Este número representa 55 mil pessoas, estima Isabel Jonet, e são todos novos casos de pobreza, provocados sobretudo pelo desemprego das pessoas que tinham trabalhos precários, e de profissionais liberais, que apenas recebiam quando trabalhavam.
Isabel Jonet diz que uma das maiores preocupações se prende com as crianças, muito afetadas pelo encerramento de creches e escolas, onde muitas vezes tinham garantidas refeições, ao que acresce a situação das mães, com profissões que agora não podem exercer, como cabeleireiras, manicures, empregadas domésticas, e que perderam rendimento.
"Isto provocou uma pressão nas famílias por duas vias, porque estão todos em casa, comem em casa, custa mais dinheiro a cada família a alimentação que habitualmente não consumiam em casa, porque não estavam a casa todo o dia, mas por outro lado não têm qualquer rendimento ou remuneração, seja por via do trabalho, seja até porque por vezes eram ajudadas através destas respostas sociais", disse à Lusa.
Nas "observações" dos formulários online através dos quais se submetem os pedidos de ajuda surgem muitas vezes pedidos de comida para crianças e bebés e fraldas, referiu.
"Acho que é muito desesperante para uma família não ter nada em casa para dar aos seus filhos e temos assistido aqui a testemunhos que são terríveis. Pessoas que não estavam à espera, que ficaram nesta situação e que chegam a casa e não têm rigorosamente nada no frigorífico. Estas pessoas, é fácil caírem numa situação de desespero. O desespero às vezes leva a atos que são quase irracionais. Não gostaria que houvesse qualquer atentado à segurança ou que comece a haver mais casos de pequena criminalidade, seja o que for", disse Isabel Jonet.
A situação, que "só tem vindo a piorar", está a tornar-se mais visível, porque se "muitas (pessoas) acharam que no primeiro mês ainda se iam aguentar", agora que entram no segundo mês consecutivo sem salário começam a sentir cada vez mais dificuldades, sobretudo para aquelas que são mais vulneráveis a cada crise.
"Isto são pessoas que são uma vez mais atingidas, mas são pessoas que tinham a vida equilibrada.
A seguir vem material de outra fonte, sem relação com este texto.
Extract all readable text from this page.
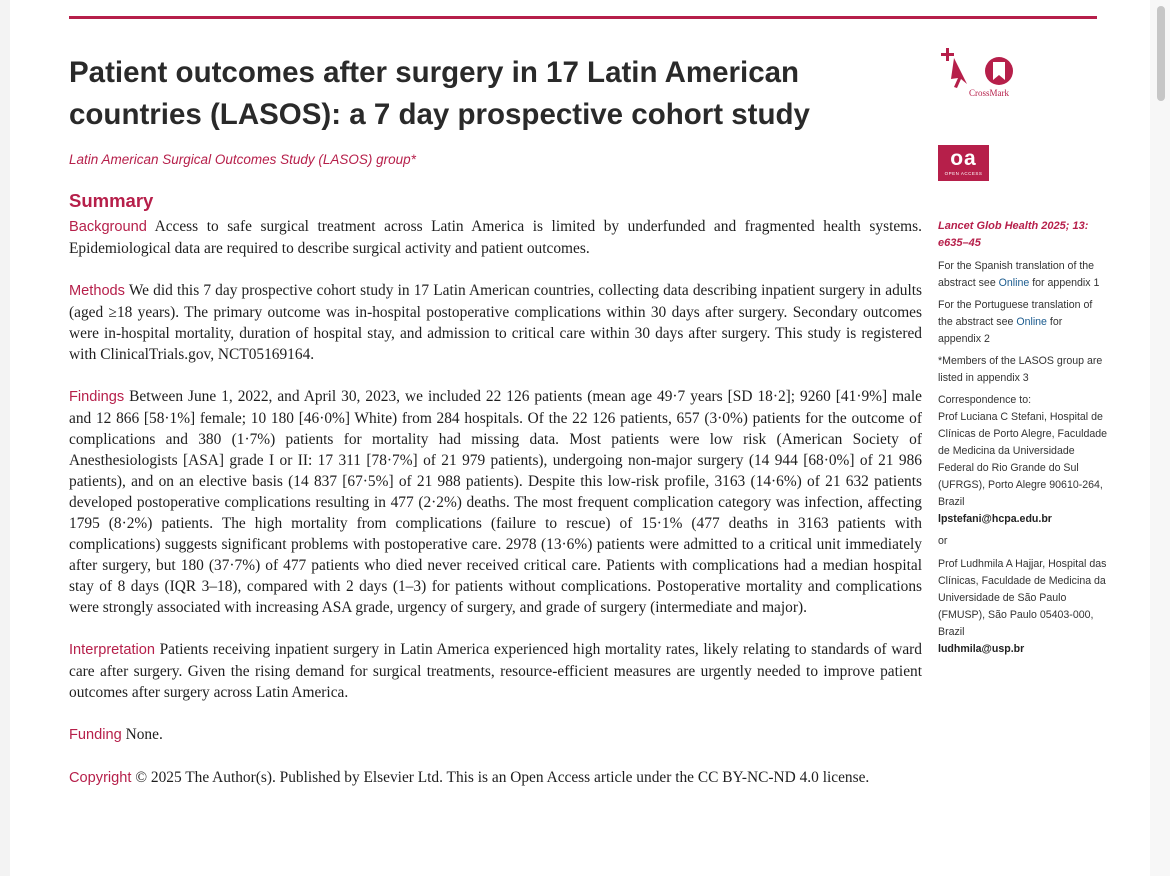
Patient outcomes after surgery in 17 Latin American countries (LASOS): a 7 day prospective cohort study

Latin American Surgical Outcomes Study (LASOS) group*

Summary

Background Access to safe surgical treatment across Latin America is limited by underfunded and fragmented health systems. Epidemiological data are required to describe surgical activity and patient outcomes.

Methods We did this 7 day prospective cohort study in 17 Latin American countries, collecting data describing inpatient surgery in adults (aged ≥18 years). The primary outcome was in-hospital postoperative complications within 30 days after surgery. Secondary outcomes were in-hospital mortality, duration of hospital stay, and admission to critical care within 30 days after surgery. This study is registered with ClinicalTrials.gov, NCT05169164.

Findings Between June 1, 2022, and April 30, 2023, we included 22 126 patients (mean age 49·7 years [SD 18·2]; 9260 [41·9%] male and 12 866 [58·1%] female; 10 180 [46·0%] White) from 284 hospitals. Of the 22 126 patients, 657 (3·0%) patients for the outcome of complications and 380 (1·7%) patients for mortality had missing data. Most patients were low risk (American Society of Anesthesiologists [ASA] grade I or II: 17 311 [78·7%] of 21 979 patients), undergoing non-major surgery (14 944 [68·0%] of 21 986 patients), and on an elective basis (14 837 [67·5%] of 21 988 patients). Despite this low-risk profile, 3163 (14·6%) of 21 632 patients developed postoperative complications resulting in 477 (2·2%) deaths. The most frequent complication category was infection, affecting 1795 (8·2%) patients. The high mortality from complications (failure to rescue) of 15·1% (477 deaths in 3163 patients with complications) suggests significant problems with postoperative care. 2978 (13·6%) patients were admitted to a critical unit immediately after surgery, but 180 (37·7%) of 477 patients who died never received critical care. Patients with complications had a median hospital stay of 8 days (IQR 3–18), compared with 2 days (1–3) for patients without complications. Postoperative mortality and complications were strongly associated with increasing ASA grade, urgency of surgery, and grade of surgery (intermediate and major).

Interpretation Patients receiving inpatient surgery in Latin America experienced high mortality rates, likely relating to standards of ward care after surgery. Given the rising demand for surgical treatments, resource-efficient measures are urgently needed to improve patient outcomes after surgery across Latin America.

Funding None.

Copyright © 2025 The Author(s). Published by Elsevier Ltd. This is an Open Access article under the CC BY-NC-ND 4.0 license.

CrossMark
oa
OPEN ACCESS
Lancet Glob Health 2025; 13: e635–45

For the Spanish translation of the abstract see Online for appendix 1

For the Portuguese translation of the abstract see Online for appendix 2

*Members of the LASOS group are listed in appendix 3

Correspondence to:
Prof Luciana C Stefani, Hospital de Clínicas de Porto Alegre, Faculdade de Medicina da Universidade Federal do Rio Grande do Sul (UFRGS), Porto Alegre 90610-264, Brazil

lpstefani@hcpa.edu.br

or

Prof Ludhmila A Hajjar, Hospital das Clínicas, Faculdade de Medicina da Universidade de São Paulo (FMUSP), São Paulo 05403-000, Brazil

ludhmila@usp.br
A mim custa-me ver isto, pessoas tinham a vida toda equilibrada, ganhavam o seu salário, conseguiam pagar as contas, viviam no limite, mas agora até tinham uma perspetiva de poderem viver um pouco melhor, o país estava melhor, havia muito turismo e muitas destas pessoas estavam em profissões ligadas ao turismo", disse.
Isabel Jonet antevê uma lenta recuperação para estas famílias, e mais alguns "meses de uma situação muito difícil" para as famílias, dependentes do ritmo da recuperação económica e do turismo, que terá um retomar de atividade muito condicionado pelos receios de quem viaja.
Apesar do crescente número de pedidos, "ainda tem sido possível dar resposta". À Rede de Emergência Alimentar chegam donativos de produtos frescos, excedentes de produção que agora são encaminhados para o Banco Alimentar devido ao encerramento dos restaurantes, para além da resposta de particulares e empresas aos apelos para donativos.
"Só tínhamos a campanha de recolha de alimentos no final de maio, portanto ainda tínhamos stocks para abril e para maio. Em abril já tivemos que dar uma parte dos produtos básicos para maio, então sensibilizámos empresas e pessoas para que nos deem donativos para que possamos comprar produtos", disse Isabel Jonet, referindo que tem havido "uma boa resposta" através do site www.alimentestaideia.pt.
Portugal contabiliza 928 mortos associados à covid-19 em 24.027 casos confirmados de infeção, segundo o boletim diário da Direção-Geral da Saúde (DGS) sobre a pandemia.
Portugal cumpre o terceiro período de 15 dias de estado de emergência, iniciado em 19 de março, e o Governo já anunciou a proibição de deslocações entre concelhos no fim de semana prolongado de 01 a 03 de maio.